Nel Riparo sono stati rinvenuti ossi con incisioni e ciottoli con raffigurazioni di animali di precisione e bellezza ammirevoli.

L’accesso al Riparo è possibile in occasione delle campagne di scavo, curate dall’Università di Ferrara.

Campagne di Lugo

La storia del sito neolitico di «Campagne di Lugo» iniziò in un fine settimana del 1990 quando ci si apprestava a scavare per uno nuovo capannone. Già dai primissimi rilievi della stratigrafia fu chiaro che i reperti emersi erano riferibili al Neolitico antico, cioè ai primi agricoltori giunti nei Lessini magari risalendo, dalla riva sinistra dell’Adige, la Val Pantena.

Fra i primi reperti, la presenza di alcuni ciottoletti di porfido atesini usurati da intensa percussione suggeriva l’interesse principale di quel gruppo: la ricerca della selce !

Gli scavi seguenti (1990-2005)  dell’Università di Trento rivelarono che si trattava di un vero e proprio villaggio (datato 7300 – 4730 anni fa circa) , recintato da una palizzata che aveva incluso capanne, focolari e aree di lavorazione della selce.

La complessità «etnica» del sito è documentata da alcune asce levigate, prodotte con pietre «importate» dal Piemonte, ma anche dalla presenza di vasellame tipico di «etnie» padane e adriatiche.
Era un «villaggio» di specialisti connessi ad una rete di scambi estesa a gran parte della pianura padana e atesina, con punte più meridionali.

La tipologia di una parte dei vasi rinvenuti suggerisce contatti con i gruppi neolitici della pianura mantovana (facies Vho), modenese (facies Fiorano) e persino della costa abruzzese (facies di Catignano).

I cereali coltivati erano orzo e farro, inoltre venivano sicuramente raccolte nocciole e ghiande.

Gli scarsi resti faunistici conservati indicano più allevamento (bovini, caprovini e rari maiali domestici) che caccia.
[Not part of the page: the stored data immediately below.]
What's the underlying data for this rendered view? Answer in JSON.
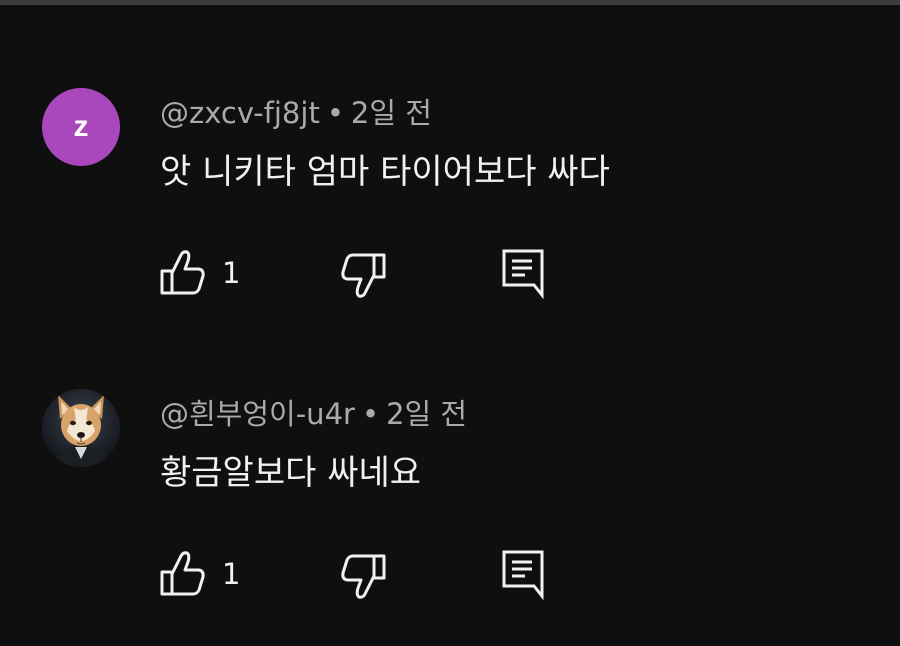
{
  "comments": [
    {
      "avatar_letter": "z",
      "avatar_color": "#ab47bc",
      "handle": "@zxcv-fj8jt",
      "separator": "•",
      "time": "2일 전",
      "text": "앗 니키타 엄마 타이어보다 싸다",
      "like_count": "1"
    },
    {
      "avatar_icon": "dog-avatar-image",
      "handle": "@흰부엉이-u4r",
      "separator": "•",
      "time": "2일 전",
      "text": "황금알보다 싸네요",
      "like_count": "1"
    }
  ],
  "icons": {
    "like": "thumb-up-icon",
    "dislike": "thumb-down-icon",
    "reply": "comment-reply-icon"
  },
  "theme": {
    "background": "#0f0f0f",
    "primary_text": "#f1f1f1",
    "secondary_text": "#aaaaaa"
  }
}
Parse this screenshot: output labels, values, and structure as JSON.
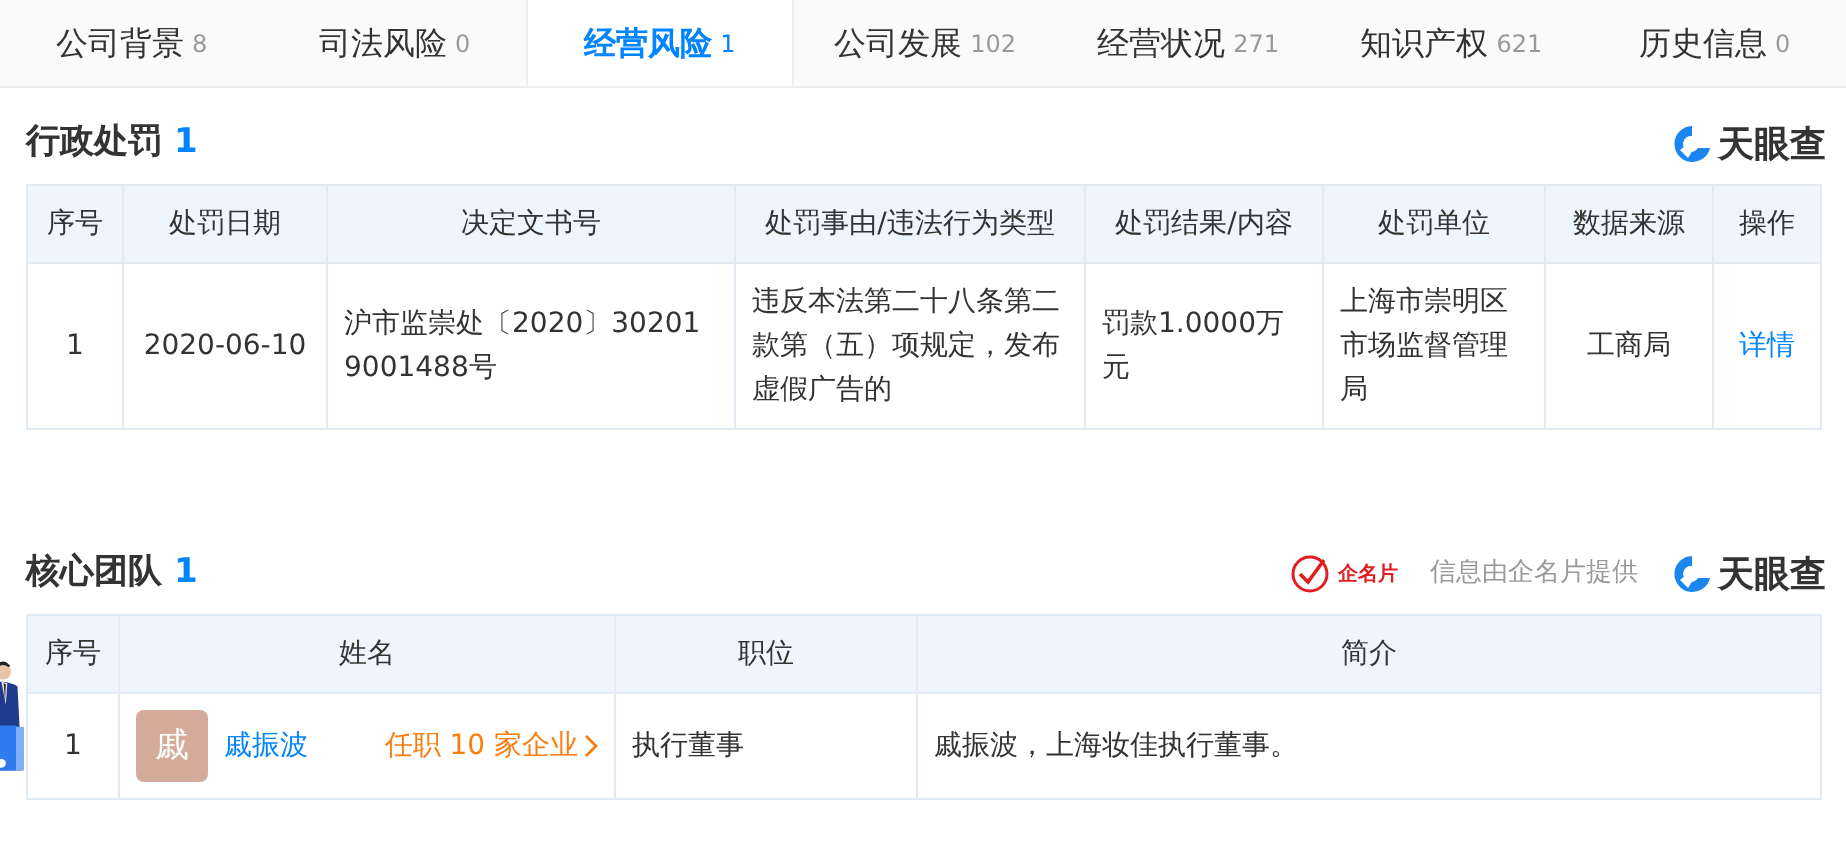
{
  "tabs": [
    {
      "label": "公司背景",
      "count": "8",
      "selected": false
    },
    {
      "label": "司法风险",
      "count": "0",
      "selected": false
    },
    {
      "label": "经营风险",
      "count": "1",
      "selected": true
    },
    {
      "label": "公司发展",
      "count": "102",
      "selected": false
    },
    {
      "label": "经营状况",
      "count": "271",
      "selected": false
    },
    {
      "label": "知识产权",
      "count": "621",
      "selected": false
    },
    {
      "label": "历史信息",
      "count": "0",
      "selected": false
    }
  ],
  "penalties": {
    "title": "行政处罚",
    "count": "1",
    "brand": "天眼查",
    "columns": [
      "序号",
      "处罚日期",
      "决定文书号",
      "处罚事由/违法行为类型",
      "处罚结果/内容",
      "处罚单位",
      "数据来源",
      "操作"
    ],
    "rows": [
      {
        "cells": [
          "1",
          "2020-06-10",
          "沪市监崇处〔2020〕302019001488号",
          "违反本法第二十八条第二款第（五）项规定，发布虚假广告的",
          "罚款1.0000万元",
          "上海市崇明区市场监督管理局",
          "工商局"
        ],
        "action": "详情"
      }
    ]
  },
  "core_team": {
    "title": "核心团队",
    "count": "1",
    "provider_logo": "企名片",
    "provider_note": "信息由企名片提供",
    "brand": "天眼查",
    "columns": [
      "序号",
      "姓名",
      "职位",
      "简介"
    ],
    "rows": [
      {
        "index": "1",
        "avatar": "戚",
        "name": "戚振波",
        "positions_link": "任职 10 家企业",
        "position": "执行董事",
        "bio": "戚振波，上海妆佳执行董事。"
      }
    ]
  }
}
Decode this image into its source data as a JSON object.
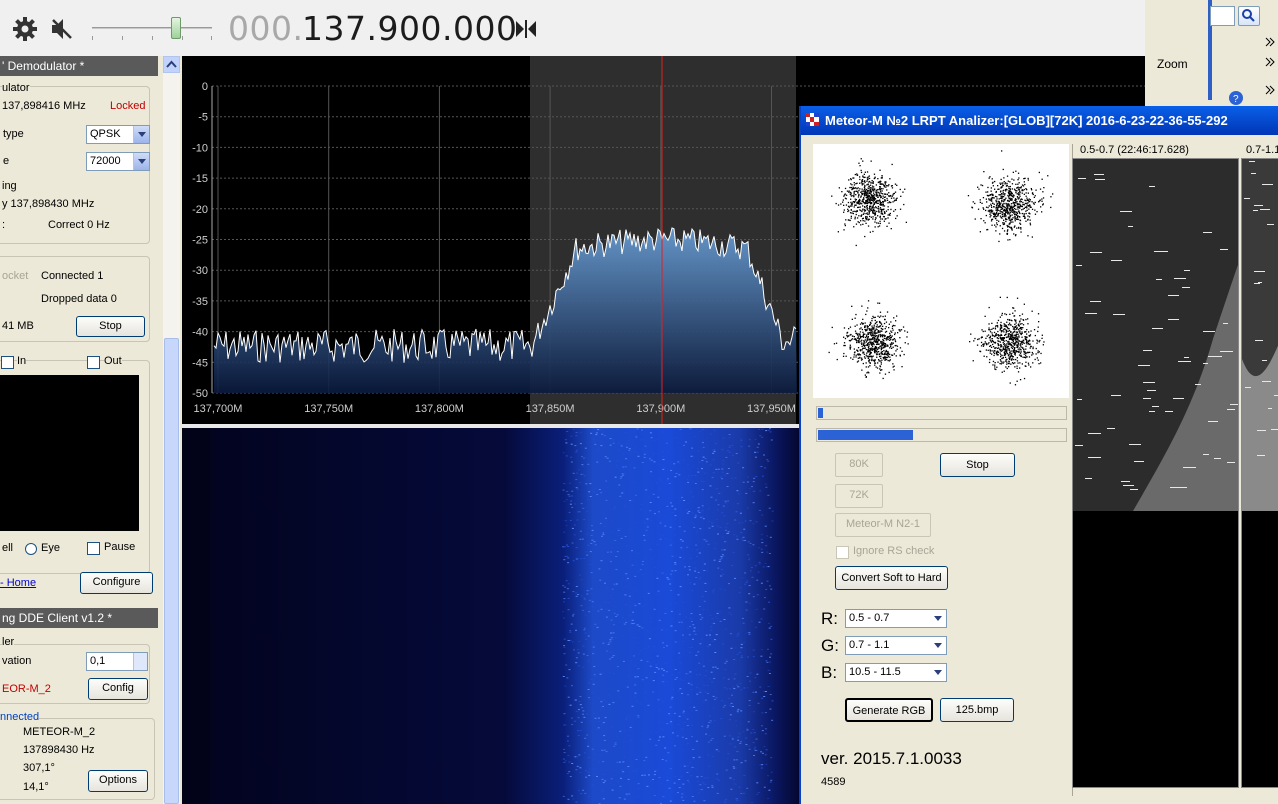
{
  "toolbar": {
    "frequency_dim": "000.",
    "frequency_main": "137.900.000",
    "icons": [
      "gear-icon",
      "mute-icon",
      "freq-step-icon"
    ],
    "volume_level": 0.7
  },
  "left_panel": {
    "demod": {
      "header": "' Demodulator *",
      "group_label": "ulator",
      "freq": "137,898416 MHz",
      "lock_status": "Locked",
      "type_label": "type",
      "type_value": "QPSK",
      "rate_label": "e",
      "rate_value": "72000",
      "tracking_label": "ing",
      "tracking_freq": "y 137,898430 MHz",
      "tracking_prefix": ":",
      "correct": "Correct 0 Hz",
      "socket_label": "ocket",
      "connected": "Connected 1",
      "dropped": "Dropped data 0",
      "mb": "41 MB",
      "stop_label": "Stop",
      "in_label": "In",
      "out_label": "Out",
      "ell_label": "ell",
      "eye_label": "Eye",
      "pause_label": "Pause",
      "home_link": "- Home",
      "configure_label": "Configure"
    },
    "dde": {
      "header": "ng DDE Client v1.2 *",
      "group_label": "ler",
      "elevation_label": "vation",
      "elevation_value": "0,1",
      "sat_label": "EOR-M_2",
      "config_label": "Config",
      "status": "nnected",
      "sat_name": "METEOR-M_2",
      "sat_freq": "137898430 Hz",
      "az": "307,1°",
      "el": "14,1°",
      "options_label": "Options"
    }
  },
  "spectrum": {
    "y_ticks": [
      "0",
      "-5",
      "-10",
      "-15",
      "-20",
      "-25",
      "-30",
      "-35",
      "-40",
      "-45",
      "-50"
    ],
    "x_ticks": [
      "137,700M",
      "137,750M",
      "137,800M",
      "137,850M",
      "137,900M",
      "137,950M"
    ]
  },
  "right_bg": {
    "zoom_label": "Zoom",
    "search_icon": "search-icon",
    "help_icon": "help-icon"
  },
  "meteor": {
    "title": "Meteor-M №2 LRPT Analizer:[GLOB][72K] 2016-6-23-22-36-55-292",
    "progress1": 0.02,
    "progress2": 0.38,
    "btn_80k": "80K",
    "btn_72k": "72K",
    "btn_stop": "Stop",
    "btn_meteor": "Meteor-M N2-1",
    "ignore_rs": "Ignore RS check",
    "convert": "Convert Soft to Hard",
    "r_label": "R:",
    "g_label": "G:",
    "b_label": "B:",
    "r_value": "0.5 - 0.7",
    "g_value": "0.7 - 1.1",
    "b_value": "10.5 - 11.5",
    "generate": "Generate RGB",
    "bmp": "125.bmp",
    "version": "ver. 2015.7.1.0033",
    "count": "4589"
  },
  "channels": {
    "ch1_label": "0.5-0.7 (22:46:17.628)",
    "ch2_label": "0.7-1.1"
  }
}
La quantità e la «artigianalità» dei manufatti, ma anche  l’aver posizionato il sito su un conoide allora in prevalenza ghiaioso (perciò inadatto ai coltivi del primo Neolitico) confermano che si trattava di una comunità specializzata nella ricerca della selce, per produrre «in serie» lame e nuclei da «esportare» su distanze medio-lunghe.

 

Vajo del Paradiso

Si tratta di uno speciale micro-ambiente, i cui elementi sono determinati in gran parte dalle caratteristiche dei diversi tipi di rocce che affiorano sui due versanti: dai calcari di base si estraeva la lignite, un carbone povero, mentre nella parte alta il naturale deflusso delle acque permetteva di far funzionare alcuni mulini. L’acqua che metteva in movimento le loro ruote nasceva dal Monte Santa Viola e dalla sorgente della costa immediatamente a nord del paese di Azzago.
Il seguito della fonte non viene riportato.